Quant à ce que vous ajoutez en ce lieu-là, qu'elle peut être formée de la considération des choses corporelles, cela ne me semble pas plus vraisemblable que si vous disiez que nous n'avons aucune faculté pour ouïr, mais que, par la seule vue des

couleurs, nous parvenons à la connaissance des sons. Car on peut dire qu'il y a plus d'analogie ou de rapport entre les couleurs et les sons qu'entre les choses corporelles et Dieu. Et lorsque vous demandez que j'ajoute quelque chose qui nous élève jusqu'à la connaissance de l'être immatériel ou spirituel, je ne puis mieux faire que de vous renvoyer à ma seconde Méditation, afin qu'au moins vous connaissiez qu'elle n'est pas tout à fait inutile; car que pourrais-je faire ici par une ou deux périodes, si je n'ai pu rien avancer par un long discours préparé seulement pour ce sujet, et auquel il me semble n'avoir pas moins apporté d'industrie qu'en aucun autre écrit que j'aie publié !

Et encore qu'en cette Méditation j'aie seulement traité de l'esprit humain, elle n'est pas pour cela moins utile à faire connaìtre la différence qui est entre la nature divine et celle des choses matérielles.
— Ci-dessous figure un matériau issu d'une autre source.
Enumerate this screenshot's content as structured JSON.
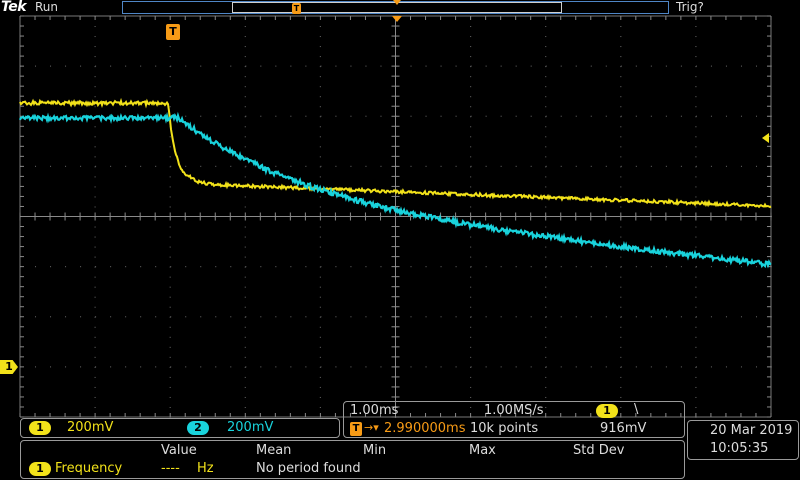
{
  "header": {
    "brand": "Tek",
    "run_state": "Run",
    "trigger_state": "Trig?",
    "trigger_marker_label": "T"
  },
  "screen": {
    "trigger_position_label": "T",
    "ch1_ground_marker": "1"
  },
  "channels": [
    {
      "number": "1",
      "scale": "200mV",
      "color": "#f2e21a"
    },
    {
      "number": "2",
      "scale": "200mV",
      "color": "#19d3dc"
    }
  ],
  "timebase": {
    "scale": "1.00ms",
    "sample_rate": "1.00MS/s",
    "delay_icon": "T",
    "delay": "2.990000ms",
    "record_length": "10k points",
    "trigger_source": "1",
    "trigger_slope_glyph": "\\",
    "trigger_level": "916mV"
  },
  "datetime": {
    "date": "20 Mar  2019",
    "time": "10:05:35"
  },
  "measurements": {
    "headers": [
      "Value",
      "Mean",
      "Min",
      "Max",
      "Std Dev"
    ],
    "rows": [
      {
        "channel": "1",
        "name": "Frequency",
        "value": "----",
        "unit": "Hz",
        "status": "No period found"
      }
    ]
  },
  "colors": {
    "ch1": "#f2e21a",
    "ch2": "#19d3dc",
    "trigger": "#f79b16",
    "grid": "#5a5a5a",
    "panel_border": "#9a9a9a"
  }
}
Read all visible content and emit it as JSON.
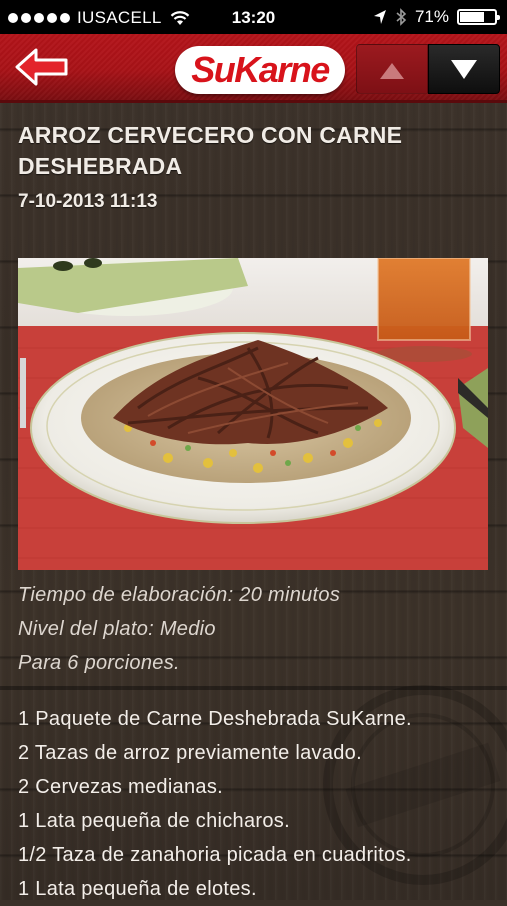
{
  "status_bar": {
    "carrier": "IUSACELL",
    "time": "13:20",
    "battery": "71%",
    "battery_level": 0.71,
    "icons": [
      "signal-dots-icon",
      "wifi-icon",
      "location-arrow-icon",
      "bluetooth-icon",
      "battery-icon"
    ]
  },
  "header": {
    "brand": "SuKarne",
    "back_icon": "back-arrow-icon",
    "nav_up_icon": "triangle-up-icon",
    "nav_down_icon": "triangle-down-icon",
    "colors": {
      "bar": "#a81217",
      "logo_text": "#d8131b",
      "arrow": "#e3242b"
    }
  },
  "recipe": {
    "title": "ARROZ CERVECERO CON CARNE DESHEBRADA",
    "date": "7-10-2013 11:13",
    "photo_alt": "plate-of-rice-with-shredded-beef-image",
    "details": [
      "Tiempo de elaboración: 20 minutos",
      "Nivel del plato: Medio",
      "Para 6 porciones."
    ],
    "ingredients": [
      "1 Paquete de Carne Deshebrada SuKarne.",
      "2 Tazas de arroz previamente lavado.",
      "2 Cervezas medianas.",
      "1 Lata pequeña de chicharos.",
      "1/2 Taza de zanahoria picada en cuadritos.",
      "1 Lata pequeña de elotes."
    ]
  }
}
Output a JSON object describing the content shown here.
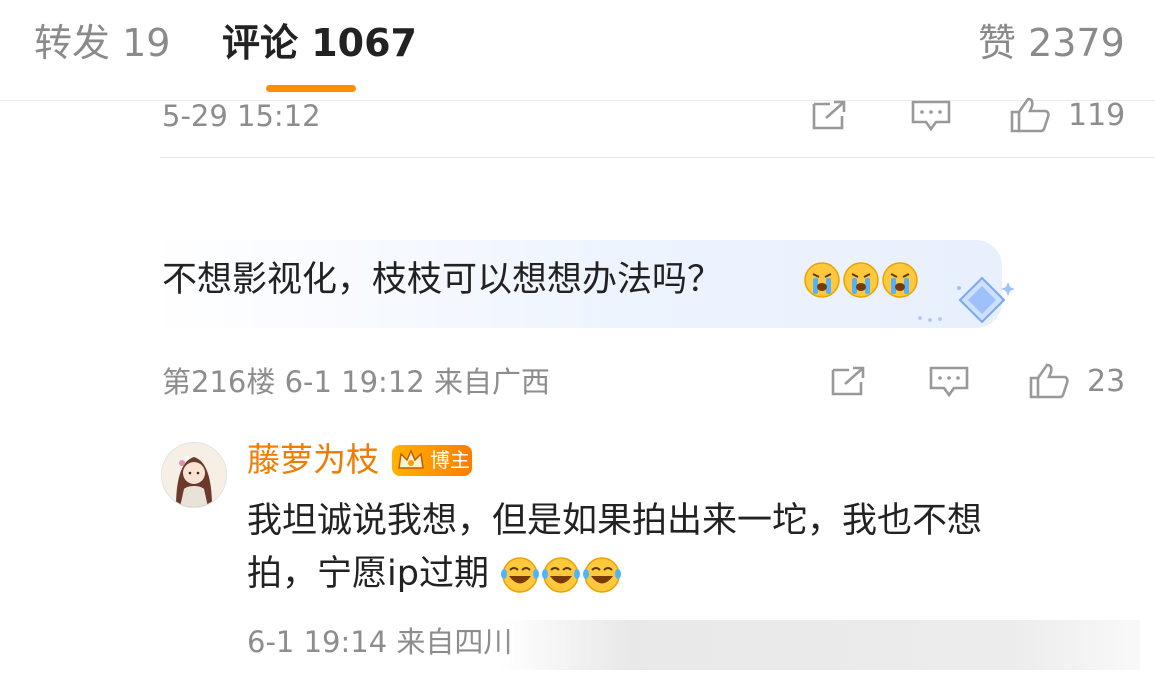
{
  "tabs": {
    "repost": "转发 19",
    "comments": "评论 1067",
    "likes": "赞 2379"
  },
  "prev_comment": {
    "time": "5-29 15:12",
    "like_count": "119"
  },
  "comment": {
    "text": "不想影视化，枝枝可以想想办法吗？",
    "emoji": "crying-face",
    "meta": "第216楼 6-1 19:12 来自广西",
    "like_count": "23"
  },
  "reply": {
    "username": "藤萝为枝",
    "badge": "博主",
    "line1": "我坦诚说我想，但是如果拍出来一坨，我也不想",
    "line2": "拍，宁愿ip过期",
    "emoji": "laughing-tears-face",
    "meta": "6-1 19:14 来自四川"
  },
  "colors": {
    "accent": "#ff8f00",
    "username": "#f07c00",
    "meta": "#8d8d8d"
  }
}
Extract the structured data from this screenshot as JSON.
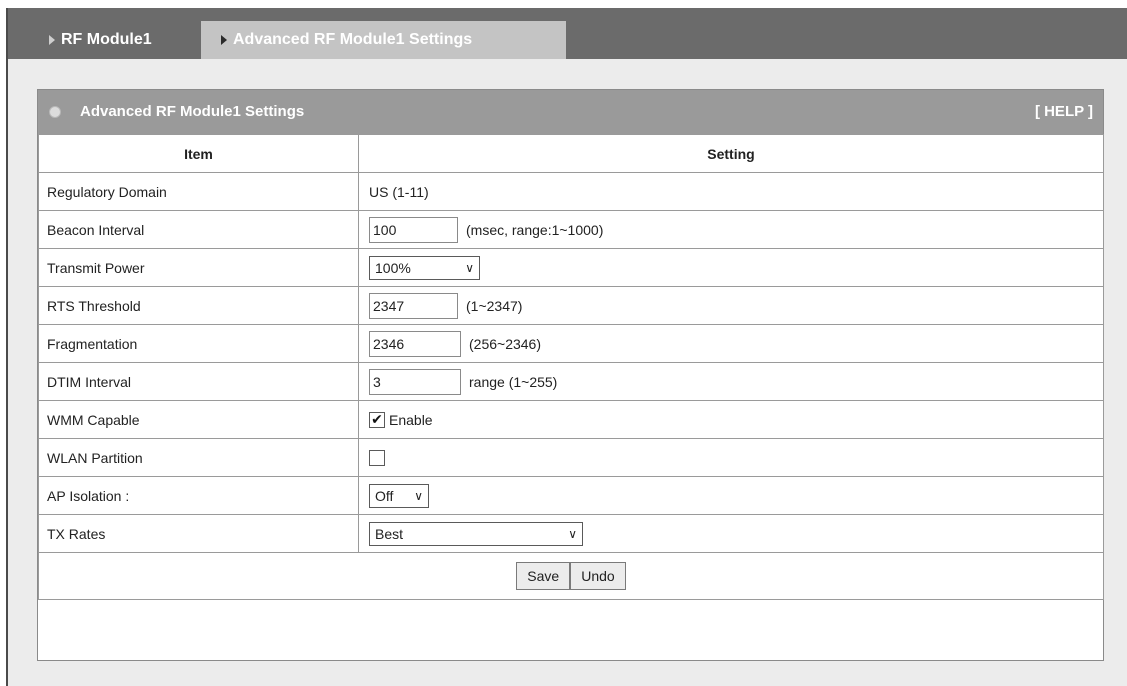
{
  "tabs": {
    "rf_module": "RF Module1",
    "advanced": "Advanced RF Module1 Settings"
  },
  "panel": {
    "title": "Advanced RF Module1 Settings",
    "help": "[ HELP ]"
  },
  "table": {
    "headers": {
      "item": "Item",
      "setting": "Setting"
    },
    "rows": {
      "regulatory_domain": {
        "label": "Regulatory Domain",
        "value": "US (1-11)"
      },
      "beacon_interval": {
        "label": "Beacon Interval",
        "value": "100",
        "hint": "(msec, range:1~1000)"
      },
      "transmit_power": {
        "label": "Transmit Power",
        "selected": "100%"
      },
      "rts_threshold": {
        "label": "RTS Threshold",
        "value": "2347",
        "hint": "(1~2347)"
      },
      "fragmentation": {
        "label": "Fragmentation",
        "value": "2346",
        "hint": "(256~2346)"
      },
      "dtim_interval": {
        "label": "DTIM Interval",
        "value": "3",
        "hint": "range (1~255)"
      },
      "wmm_capable": {
        "label": "WMM Capable",
        "checkbox_label": "Enable",
        "checked": true
      },
      "wlan_partition": {
        "label": "WLAN Partition",
        "checked": false
      },
      "ap_isolation": {
        "label": "AP Isolation :",
        "selected": "Off"
      },
      "tx_rates": {
        "label": "TX Rates",
        "selected": "Best"
      }
    }
  },
  "buttons": {
    "save": "Save",
    "undo": "Undo"
  },
  "icons": {
    "chevron": "chevron-down-icon",
    "tab_arrow": "tab-arrow-icon",
    "bullet": "panel-bullet-icon",
    "checkmark": "checkmark-icon"
  },
  "colors": {
    "topbar": "#6b6b6b",
    "active_tab": "#c4c4c4",
    "panel_header": "#9a9a9a",
    "content_bg": "#ececec"
  }
}
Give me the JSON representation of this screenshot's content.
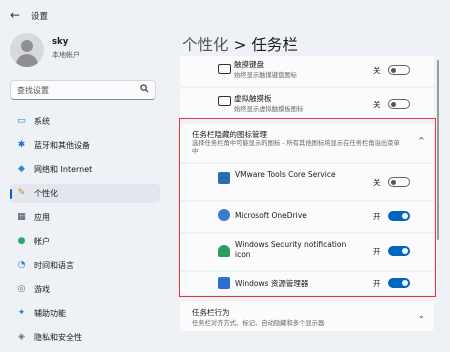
{
  "window": {
    "back_glyph": "←",
    "title": "设置"
  },
  "user": {
    "name": "sky",
    "subtitle": "本地帐户"
  },
  "search": {
    "placeholder": "查找设置"
  },
  "nav": [
    {
      "icon": "system-icon",
      "glyph": "▭",
      "color": "#2b7bd6",
      "label": "系统"
    },
    {
      "icon": "bluetooth-icon",
      "glyph": "✱",
      "color": "#1f6fd1",
      "label": "蓝牙和其他设备"
    },
    {
      "icon": "network-icon",
      "glyph": "◆",
      "color": "#2f86d9",
      "label": "网络和 Internet"
    },
    {
      "icon": "personalization-icon",
      "glyph": "✎",
      "color": "#c9822a",
      "label": "个性化"
    },
    {
      "icon": "apps-icon",
      "glyph": "▦",
      "color": "#3d4b63",
      "label": "应用"
    },
    {
      "icon": "accounts-icon",
      "glyph": "●",
      "color": "#29a96a",
      "label": "帐户"
    },
    {
      "icon": "time-language-icon",
      "glyph": "◔",
      "color": "#2b7bd6",
      "label": "时间和语言"
    },
    {
      "icon": "gaming-icon",
      "glyph": "◎",
      "color": "#6a6f78",
      "label": "游戏"
    },
    {
      "icon": "accessibility-icon",
      "glyph": "✦",
      "color": "#2b7bd6",
      "label": "辅助功能"
    },
    {
      "icon": "privacy-icon",
      "glyph": "◈",
      "color": "#6a6f78",
      "label": "隐私和安全性"
    }
  ],
  "nav_selected": 3,
  "heading": {
    "parent": "个性化",
    "separator": ">",
    "current": "任务栏"
  },
  "pen_rows": [
    {
      "icon": "touch-keyboard-icon",
      "title": "触摸键盘",
      "subtitle": "始终显示触摸键盘图标",
      "state": "关"
    },
    {
      "icon": "virtual-touchpad-icon",
      "title": "虚拟触摸板",
      "subtitle": "始终显示虚拟触摸板图标",
      "state": "关"
    }
  ],
  "overflow_section": {
    "title": "任务栏隐藏的图标管理",
    "subtitle": "选择任务栏角中可能显示的图标 - 所有其他图标将显示在任务栏角溢出菜单中",
    "chevron": "^",
    "items": [
      {
        "icon": "vmware-tools-icon",
        "title": "VMware Tools Core Service",
        "state": "关",
        "on": false,
        "color": "#2c6cb3"
      },
      {
        "icon": "onedrive-icon",
        "title": "Microsoft OneDrive",
        "state": "开",
        "on": true,
        "color": "#3a7bd5"
      },
      {
        "icon": "windows-security-icon",
        "title": "Windows Security notification icon",
        "state": "开",
        "on": true,
        "color": "#2a9d5c"
      },
      {
        "icon": "windows-explorer-icon",
        "title": "Windows 资源管理器",
        "state": "开",
        "on": true,
        "color": "#2b6fd1"
      }
    ]
  },
  "behaviors": {
    "title": "任务栏行为",
    "subtitle": "任务栏对齐方式、标记、自动隐藏和多个显示器"
  }
}
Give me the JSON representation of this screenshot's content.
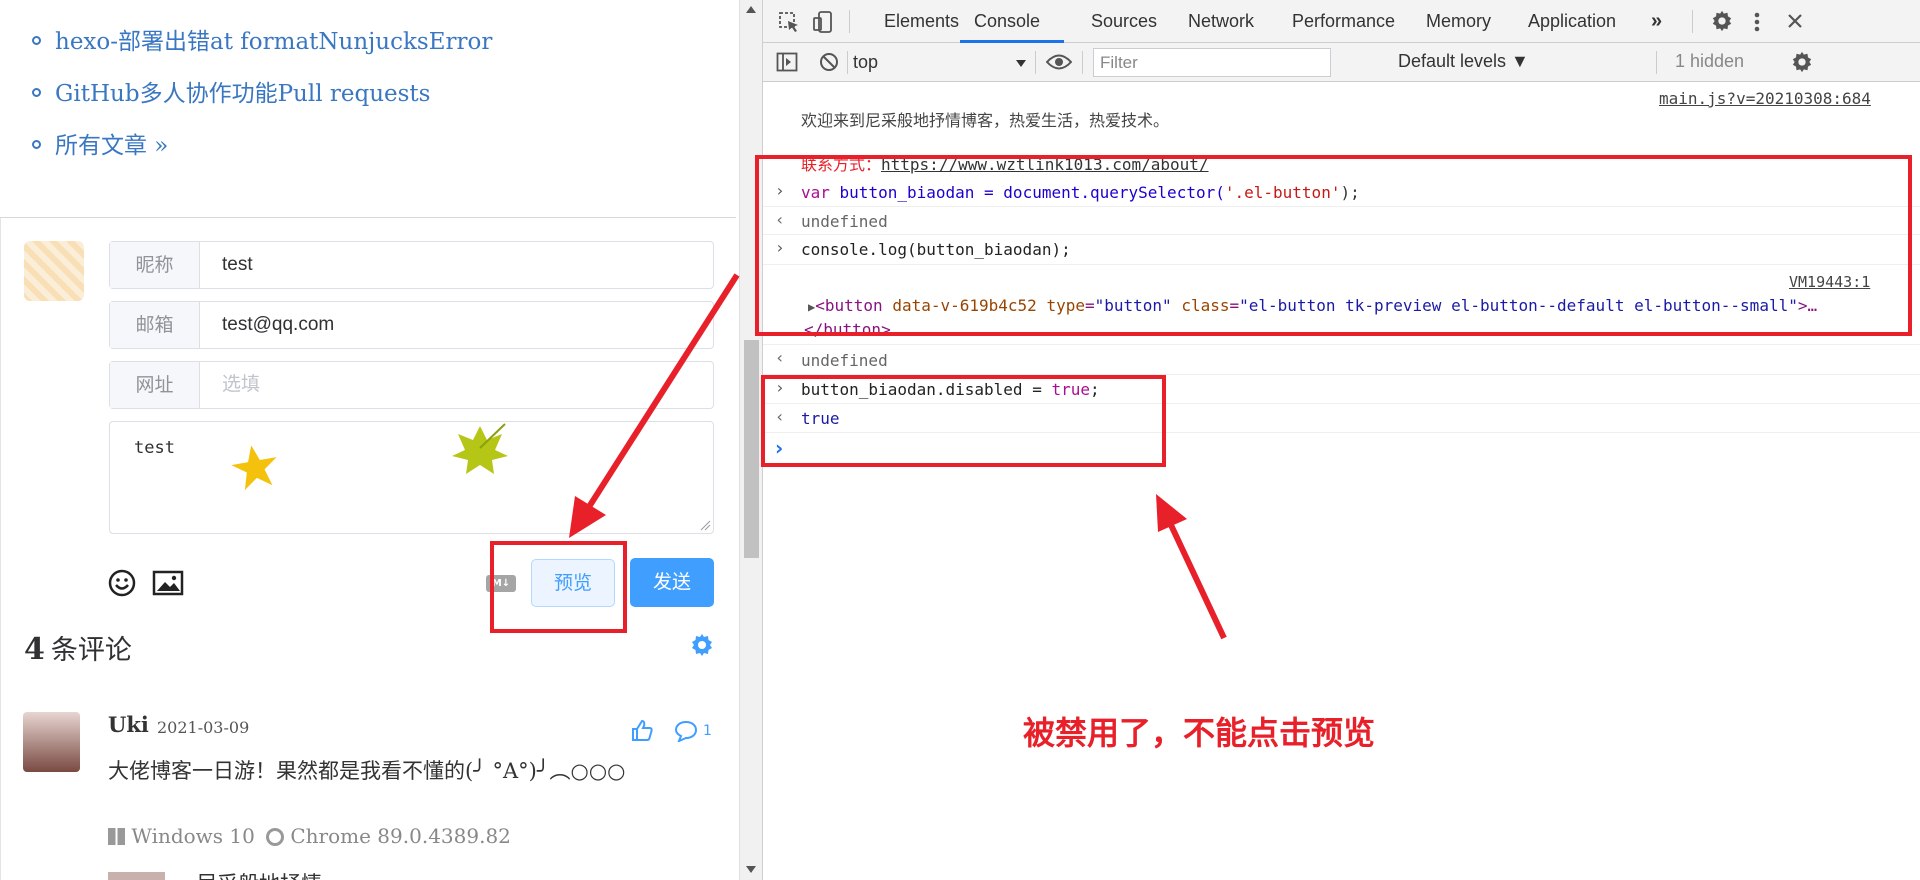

Car je veux bien ici avouer franchement que l'idée que nous avons, par exemple, de l'entendement divin ne me semble point différer de celle que nous avons de notre propre entendement, sinon seulement comme l'idée d'un nombre infini diffère de l'idée du nombre binaire ou du ternaire; et il en est de même de tous les attributs de Dieu dont nous reconnaissons en nous quelque vestige.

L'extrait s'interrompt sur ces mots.